Seconds later the door on Reynolds' side of the car opened and a pair of hands busied themselves with freeing him of the restraining chains and then re-securing the handcuffs. Then the same hands were urging him out of the car and removing the blindfold.
Reynolds screwed up his eyes and blinked. They were in a big, windowless garage with heavy doors already locked behind them, and the brightness of the overhead light reflecting off whitewashed walls and ceiling was momentarily dazzling after the darkness of the blindfold and the night. At the other end of the garage, close to him, was another door, half-open, leading into a brightly-lit whitewashed corridor: whitewash, he reflected grimly, appeared to be an inseparable concomitant of all modern torture chambers.
Between Reynolds and the door, still holding him by the arm, was the man who had removed the chains. Reynolds looked at him for a long moment.
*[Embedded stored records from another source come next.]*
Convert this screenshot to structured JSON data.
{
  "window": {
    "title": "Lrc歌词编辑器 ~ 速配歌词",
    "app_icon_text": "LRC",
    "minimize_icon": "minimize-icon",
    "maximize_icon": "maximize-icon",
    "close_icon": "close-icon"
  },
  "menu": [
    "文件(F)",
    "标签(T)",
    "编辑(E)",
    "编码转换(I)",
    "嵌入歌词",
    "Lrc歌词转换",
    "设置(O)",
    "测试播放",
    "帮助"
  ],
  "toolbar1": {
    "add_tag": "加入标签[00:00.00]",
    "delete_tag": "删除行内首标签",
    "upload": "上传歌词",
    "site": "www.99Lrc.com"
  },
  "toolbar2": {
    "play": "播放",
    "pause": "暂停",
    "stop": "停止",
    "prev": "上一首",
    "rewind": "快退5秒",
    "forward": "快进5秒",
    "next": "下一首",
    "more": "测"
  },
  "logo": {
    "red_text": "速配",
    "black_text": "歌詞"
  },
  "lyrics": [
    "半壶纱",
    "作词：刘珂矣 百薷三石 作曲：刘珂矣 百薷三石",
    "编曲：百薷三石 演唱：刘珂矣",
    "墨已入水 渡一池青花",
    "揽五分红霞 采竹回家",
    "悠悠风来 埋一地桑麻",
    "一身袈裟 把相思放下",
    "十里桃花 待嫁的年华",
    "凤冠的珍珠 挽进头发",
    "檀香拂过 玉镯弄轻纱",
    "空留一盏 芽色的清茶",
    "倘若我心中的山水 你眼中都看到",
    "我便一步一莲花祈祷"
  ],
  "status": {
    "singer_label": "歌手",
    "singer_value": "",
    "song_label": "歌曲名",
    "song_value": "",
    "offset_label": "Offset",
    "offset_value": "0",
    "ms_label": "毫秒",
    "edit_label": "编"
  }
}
With this man available, the AVO had no need to rely on instruments of torture -- those enormous hands could just tear prisoners apart, slowly, piece by piece. About Reynolds' own height, the man looked squat, almost deformed in comparison, and the shoulders above that great barrel of chest were the widest Reynolds had ever seen: he must have weighed at least 250 Ibs. The face was broken-nosed and ugly, but curiously innocent of any trace of depravity or bestiality, just pleasantly ugly. Reynolds wasn't deceived. In his line of business, faces meant nothing: the most ruthless man he had ever known, a German espionage agent who had lost count of the number of men he had killed, had the face of a choirboy.